Lobo-guará “late” para homem de universidade rural; veja vídeo

Perrengue Mato Grosso

Um vídeo gravado no campus da Universidade Federal Rural do Rio de Janeiro (UFRRJ), em Seropédica, registrou um momento raro: um lobo-guará emitiu sons semelhantes a latidos ao se deparar com um homem. Ao todo, o animal vocalizou sete vezes, num comportamento incomum para quem associa lobos apenas ao uivo tradicional. O registro, compartilhado nas redes sociais, rapidamente se espalhou, gerando curiosidade e reflexões sobre a presença da fauna silvestre em áreas urbanizadas.

Embora pareça um latido, o som é o aulido

Ao contrário do que muitos imaginam, o som emitido pelo lobo-guará não é um latido de cachorro, mas sim o chamado aulido. Esse som, curto e grave, funciona como um meio de comunicação entre os indivíduos da espécie. Ele serve, por exemplo, para demarcar território, indicar presença ou alertar sobre possíveis ameaças. Portanto, embora soe familiar, o aulido carrega funções muito específicas no comportamento da espécie. O uso desse tipo de vocalização destaca a inteligência adaptativa do animal, que lida com situações novas de forma estratégica.

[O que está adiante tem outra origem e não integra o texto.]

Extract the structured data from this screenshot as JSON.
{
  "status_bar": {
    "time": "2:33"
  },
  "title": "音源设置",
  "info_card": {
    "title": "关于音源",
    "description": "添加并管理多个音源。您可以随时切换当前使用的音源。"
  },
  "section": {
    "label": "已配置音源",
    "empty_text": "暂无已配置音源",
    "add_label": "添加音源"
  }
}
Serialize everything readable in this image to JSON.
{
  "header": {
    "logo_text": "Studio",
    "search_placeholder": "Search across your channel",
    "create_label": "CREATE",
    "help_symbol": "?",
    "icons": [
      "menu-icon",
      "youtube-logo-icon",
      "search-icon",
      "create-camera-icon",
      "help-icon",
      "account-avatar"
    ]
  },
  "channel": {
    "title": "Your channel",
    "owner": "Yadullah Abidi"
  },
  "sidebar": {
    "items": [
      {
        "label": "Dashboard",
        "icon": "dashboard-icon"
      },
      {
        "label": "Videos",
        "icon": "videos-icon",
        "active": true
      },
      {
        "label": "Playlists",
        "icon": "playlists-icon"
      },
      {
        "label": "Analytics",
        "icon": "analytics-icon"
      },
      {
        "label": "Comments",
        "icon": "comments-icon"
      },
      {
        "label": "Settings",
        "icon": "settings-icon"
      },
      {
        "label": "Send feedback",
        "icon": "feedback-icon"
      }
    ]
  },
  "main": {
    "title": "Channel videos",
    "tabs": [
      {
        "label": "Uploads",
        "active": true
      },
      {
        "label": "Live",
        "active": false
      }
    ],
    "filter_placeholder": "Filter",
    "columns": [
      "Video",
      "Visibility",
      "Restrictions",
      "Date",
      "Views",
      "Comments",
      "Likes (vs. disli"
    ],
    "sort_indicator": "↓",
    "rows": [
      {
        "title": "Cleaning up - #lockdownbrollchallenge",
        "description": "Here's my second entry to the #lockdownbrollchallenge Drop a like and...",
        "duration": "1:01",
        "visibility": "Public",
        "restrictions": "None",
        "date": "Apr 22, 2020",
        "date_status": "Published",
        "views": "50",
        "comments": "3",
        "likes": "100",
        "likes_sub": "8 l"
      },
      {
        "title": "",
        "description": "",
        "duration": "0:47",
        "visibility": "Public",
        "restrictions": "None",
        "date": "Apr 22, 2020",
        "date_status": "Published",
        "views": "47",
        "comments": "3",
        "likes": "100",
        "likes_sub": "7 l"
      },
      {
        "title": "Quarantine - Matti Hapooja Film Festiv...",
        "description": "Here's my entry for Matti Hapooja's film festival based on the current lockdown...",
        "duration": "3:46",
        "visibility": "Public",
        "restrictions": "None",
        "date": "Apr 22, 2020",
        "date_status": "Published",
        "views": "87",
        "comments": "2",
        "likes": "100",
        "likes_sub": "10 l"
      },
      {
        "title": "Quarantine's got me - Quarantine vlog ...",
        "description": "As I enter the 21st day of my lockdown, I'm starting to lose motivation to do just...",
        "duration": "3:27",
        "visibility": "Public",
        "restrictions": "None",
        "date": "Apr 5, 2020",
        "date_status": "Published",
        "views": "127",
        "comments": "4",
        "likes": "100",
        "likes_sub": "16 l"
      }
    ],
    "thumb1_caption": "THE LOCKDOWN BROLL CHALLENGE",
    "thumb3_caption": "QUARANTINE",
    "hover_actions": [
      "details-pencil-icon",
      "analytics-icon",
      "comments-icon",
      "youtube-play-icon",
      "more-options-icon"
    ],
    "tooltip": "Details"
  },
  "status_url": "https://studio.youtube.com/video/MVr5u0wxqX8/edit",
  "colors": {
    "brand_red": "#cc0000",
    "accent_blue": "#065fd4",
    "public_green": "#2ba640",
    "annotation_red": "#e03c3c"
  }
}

Com o avanço das cidades, encontros como esse se tornam mais comuns

Além disso, é importante compreender o motivo pelo qual esses encontros entre humanos e animais silvestres estão aumentando. Segundo o ICMBio, o lobo-guará perdeu quase 30% de seu habitat natural nas últimas três décadas. À medida que o Cerrado sofre com o desmatamento e a urbanização, os animais se aproximam de áreas habitadas, muitas vezes em busca de alimento ou refúgio. Por conseguinte, esses episódios não devem ser vistos como meras curiosidades, mas sim como sintomas de um problema ambiental mais amplo.

Redes sociais ajudam, mas também exigem responsabilidade

Por outro lado, a viralização do vídeo teve um efeito positivo: despertou o interesse de milhares de pessoas para o lobo-guará. Muitos internautas comentaram sobre a beleza do animal e sua vocalização inusitada. Contudo, especialistas alertam que esse tipo de exposição também exige responsabilidade. Ao se deparar com um animal silvestre, a recomendação é observar à distância, não interagir, nem tentar alimentá-lo. Afinal, além dos riscos ao próprio ser humano, o contato pode prejudicar o comportamento natural do animal e aumentar sua vulnerabilidade.

Perguntas frequentes

Por que o lobo-guará emite sons semelhantes a latidos?

O som é um aulido, usado para comunicação territorial.

O que leva esses animais a se aproximarem das cidades?

O desmatamento e a perda de habitat os forçam a buscar refúgio em áreas urbanas.

Como as redes sociais podem contribuir para a preservação ambiental?

Quando bem conduzidas, publicações virais informam, engajam e inspiram ações de proteção ambiental.